Музыка и поэзия преодолевают ужас этой жизни. Вначале была мелодия, и ее слышал Бог. Мелодия и поэзия существуют вне слова. Небеса, звезды, мироздание - прекрасны и поэтичны. Чтобы понять это, не нужны слова, не нужно сочинять стихи.
Мелодия есть ритм Вселенной. Природа - это материализованная Божественная Поэзия.
Когда действительность невыносима, когда становится невмоготу жить и когда в душе не остается ничего, кроме отчаяния, одиночества и пустоты, - тогда спасает только общение с природой...
Вот мы и подошли к пределу, за которым нас ожидает или полное небытие, или презренное рабство. Что лучше? Для кого как... Весь двадцатый век мы слушали 'музыку революции'. Дослушались... В этой 'музыке' не было поэзии, а если и была, то фальшивая. Поэтому и музыка та на деле оказалась пошлым кабачным шлягером под 'семь сорок'...
Настоящая наша музыка проснулась в горьком, облитом слезами реквиеме 'Православные', исполняемом Татьяной Петровой...
Ошибался ли Блок, призывая нас сквозь революционную метель 'слушать' расстрельные ритмы и провожая сочувственным взглядом проходящий во мраке отряд из двенадцати озлобленных 'апостолов' со штыками? Впереди которых... Впрочем, Блок сам ответил на этот вопрос собственной мучительной гибелью.

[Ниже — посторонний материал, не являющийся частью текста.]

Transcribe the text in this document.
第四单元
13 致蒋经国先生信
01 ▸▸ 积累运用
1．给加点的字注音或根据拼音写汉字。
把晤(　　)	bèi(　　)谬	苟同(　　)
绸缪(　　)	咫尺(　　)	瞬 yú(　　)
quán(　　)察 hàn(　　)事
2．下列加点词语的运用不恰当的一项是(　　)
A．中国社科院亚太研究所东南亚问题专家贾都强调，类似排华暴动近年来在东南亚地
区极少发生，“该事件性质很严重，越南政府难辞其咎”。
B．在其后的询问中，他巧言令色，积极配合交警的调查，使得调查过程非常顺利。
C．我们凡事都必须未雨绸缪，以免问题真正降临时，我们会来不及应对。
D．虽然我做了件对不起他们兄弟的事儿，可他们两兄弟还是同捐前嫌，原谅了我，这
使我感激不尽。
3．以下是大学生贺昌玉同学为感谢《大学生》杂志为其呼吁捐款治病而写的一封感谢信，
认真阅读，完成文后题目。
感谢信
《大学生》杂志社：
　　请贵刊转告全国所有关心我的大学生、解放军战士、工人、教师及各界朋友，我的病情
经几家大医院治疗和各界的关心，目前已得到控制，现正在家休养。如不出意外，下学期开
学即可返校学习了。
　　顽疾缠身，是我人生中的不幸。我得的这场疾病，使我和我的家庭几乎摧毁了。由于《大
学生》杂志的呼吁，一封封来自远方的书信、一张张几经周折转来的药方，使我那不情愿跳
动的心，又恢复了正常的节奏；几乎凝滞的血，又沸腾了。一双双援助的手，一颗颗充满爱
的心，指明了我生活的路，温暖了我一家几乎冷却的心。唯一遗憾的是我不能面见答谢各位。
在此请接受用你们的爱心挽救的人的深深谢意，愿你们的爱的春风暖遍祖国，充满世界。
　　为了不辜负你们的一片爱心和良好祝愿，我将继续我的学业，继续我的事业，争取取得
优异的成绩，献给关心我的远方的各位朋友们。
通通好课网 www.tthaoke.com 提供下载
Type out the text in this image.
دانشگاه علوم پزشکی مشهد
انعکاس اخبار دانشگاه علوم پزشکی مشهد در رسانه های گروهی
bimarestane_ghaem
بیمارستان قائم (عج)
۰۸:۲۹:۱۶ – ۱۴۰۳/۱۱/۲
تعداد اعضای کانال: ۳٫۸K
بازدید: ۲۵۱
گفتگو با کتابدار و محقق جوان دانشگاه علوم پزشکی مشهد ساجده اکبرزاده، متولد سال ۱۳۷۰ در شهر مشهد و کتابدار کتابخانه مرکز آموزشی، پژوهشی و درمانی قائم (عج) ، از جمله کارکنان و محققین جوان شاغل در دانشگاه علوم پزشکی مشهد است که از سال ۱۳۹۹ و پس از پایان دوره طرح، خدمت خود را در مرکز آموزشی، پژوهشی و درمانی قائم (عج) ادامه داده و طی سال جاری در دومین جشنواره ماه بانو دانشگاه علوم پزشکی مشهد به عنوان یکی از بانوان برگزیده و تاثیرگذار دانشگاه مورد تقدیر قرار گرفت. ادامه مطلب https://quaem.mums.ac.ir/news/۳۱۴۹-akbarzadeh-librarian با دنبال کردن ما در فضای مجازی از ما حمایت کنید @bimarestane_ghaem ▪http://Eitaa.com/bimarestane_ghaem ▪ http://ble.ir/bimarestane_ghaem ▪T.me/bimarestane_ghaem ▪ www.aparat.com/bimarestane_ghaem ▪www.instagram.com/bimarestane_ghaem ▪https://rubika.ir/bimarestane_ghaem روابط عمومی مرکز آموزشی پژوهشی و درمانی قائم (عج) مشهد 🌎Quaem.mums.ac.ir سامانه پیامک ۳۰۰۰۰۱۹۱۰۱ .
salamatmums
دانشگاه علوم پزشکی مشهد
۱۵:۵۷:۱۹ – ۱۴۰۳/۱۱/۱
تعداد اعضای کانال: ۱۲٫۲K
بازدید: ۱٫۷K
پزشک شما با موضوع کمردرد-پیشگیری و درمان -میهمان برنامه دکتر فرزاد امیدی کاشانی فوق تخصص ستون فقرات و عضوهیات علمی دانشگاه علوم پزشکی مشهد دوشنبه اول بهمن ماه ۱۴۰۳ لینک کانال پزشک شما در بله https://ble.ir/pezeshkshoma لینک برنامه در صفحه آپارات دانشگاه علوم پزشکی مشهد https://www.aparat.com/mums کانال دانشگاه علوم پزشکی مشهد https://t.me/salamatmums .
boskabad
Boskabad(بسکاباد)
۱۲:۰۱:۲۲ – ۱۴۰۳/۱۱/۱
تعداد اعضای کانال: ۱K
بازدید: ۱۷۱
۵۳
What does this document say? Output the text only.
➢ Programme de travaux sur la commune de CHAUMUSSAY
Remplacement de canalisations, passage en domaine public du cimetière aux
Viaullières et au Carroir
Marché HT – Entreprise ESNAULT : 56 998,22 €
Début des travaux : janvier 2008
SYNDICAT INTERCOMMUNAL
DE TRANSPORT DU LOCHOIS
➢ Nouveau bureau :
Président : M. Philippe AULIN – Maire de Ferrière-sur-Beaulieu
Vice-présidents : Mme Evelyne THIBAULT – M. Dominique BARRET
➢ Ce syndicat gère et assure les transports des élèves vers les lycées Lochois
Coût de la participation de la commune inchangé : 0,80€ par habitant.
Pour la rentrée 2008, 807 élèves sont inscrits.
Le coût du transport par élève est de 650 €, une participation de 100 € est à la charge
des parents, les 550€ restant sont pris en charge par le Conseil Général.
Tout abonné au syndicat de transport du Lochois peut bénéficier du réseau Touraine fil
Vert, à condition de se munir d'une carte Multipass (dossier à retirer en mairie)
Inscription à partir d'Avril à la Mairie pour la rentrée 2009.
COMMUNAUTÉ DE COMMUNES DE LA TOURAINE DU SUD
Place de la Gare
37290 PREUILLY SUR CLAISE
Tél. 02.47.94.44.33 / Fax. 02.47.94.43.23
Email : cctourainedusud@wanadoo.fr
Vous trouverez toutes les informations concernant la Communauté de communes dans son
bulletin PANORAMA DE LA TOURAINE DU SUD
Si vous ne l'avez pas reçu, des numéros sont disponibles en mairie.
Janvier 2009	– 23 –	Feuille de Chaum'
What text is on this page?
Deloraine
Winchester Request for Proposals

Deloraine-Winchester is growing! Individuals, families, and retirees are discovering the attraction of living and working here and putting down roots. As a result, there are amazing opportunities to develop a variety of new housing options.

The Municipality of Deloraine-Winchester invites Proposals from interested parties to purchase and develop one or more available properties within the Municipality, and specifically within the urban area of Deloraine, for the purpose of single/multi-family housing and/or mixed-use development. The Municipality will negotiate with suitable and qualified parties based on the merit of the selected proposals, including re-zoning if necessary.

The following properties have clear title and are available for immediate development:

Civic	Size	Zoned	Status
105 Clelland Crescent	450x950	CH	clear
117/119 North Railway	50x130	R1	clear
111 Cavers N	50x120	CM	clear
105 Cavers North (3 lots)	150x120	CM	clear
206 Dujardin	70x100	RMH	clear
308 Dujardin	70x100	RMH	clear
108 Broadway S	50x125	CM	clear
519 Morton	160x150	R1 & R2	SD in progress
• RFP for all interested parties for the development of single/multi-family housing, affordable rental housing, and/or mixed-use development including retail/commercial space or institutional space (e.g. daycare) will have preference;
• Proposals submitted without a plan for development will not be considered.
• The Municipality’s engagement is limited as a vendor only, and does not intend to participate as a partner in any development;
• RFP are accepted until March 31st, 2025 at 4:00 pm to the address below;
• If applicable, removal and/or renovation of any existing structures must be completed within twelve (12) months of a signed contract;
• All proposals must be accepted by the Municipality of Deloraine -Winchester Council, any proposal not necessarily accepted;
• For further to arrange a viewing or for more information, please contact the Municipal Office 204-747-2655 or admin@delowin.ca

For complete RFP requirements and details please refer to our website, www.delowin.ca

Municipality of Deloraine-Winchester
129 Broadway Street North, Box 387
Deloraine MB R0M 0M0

Но вопрос остался для нас. И вот уже каждый - персонально! - стоит перед выбором: рабство или смерть.
Но есть у нас и третий вариант. Борьба. Когда в глаза смотрит небытие, то бороться, драться, сопротивляться не страшно, а даже наоборот. И вовсе не потому, что очень хочется жить. А потому, что противно погибать на коленях.
'Всем телом, всем сердцем, всем сознанием' - слушайте русский реквием 'Православные'! Может быть, для кого-то это звучит смешно. Что ж, пусть посмеется. Каждому свое.
Александр Блок был гениальным поэтом, хоть и не разобрался в революции. Он не сопротивлялся, когда воспетые им 'апостолы' в бушлатах и шинелях пришли отбирать его квартиру. Он заранее их оправдал - сразу после разгона Учредительного собрания: 'Что же вы думали? Что революция - идиллия? Что народ - паинька? Что сотни жуликов, провокаторов, черносотенцев, людей, любящих погреть руки, не постараются ухватить то, что плохо лежит? (Выделено мной. - В.Х.)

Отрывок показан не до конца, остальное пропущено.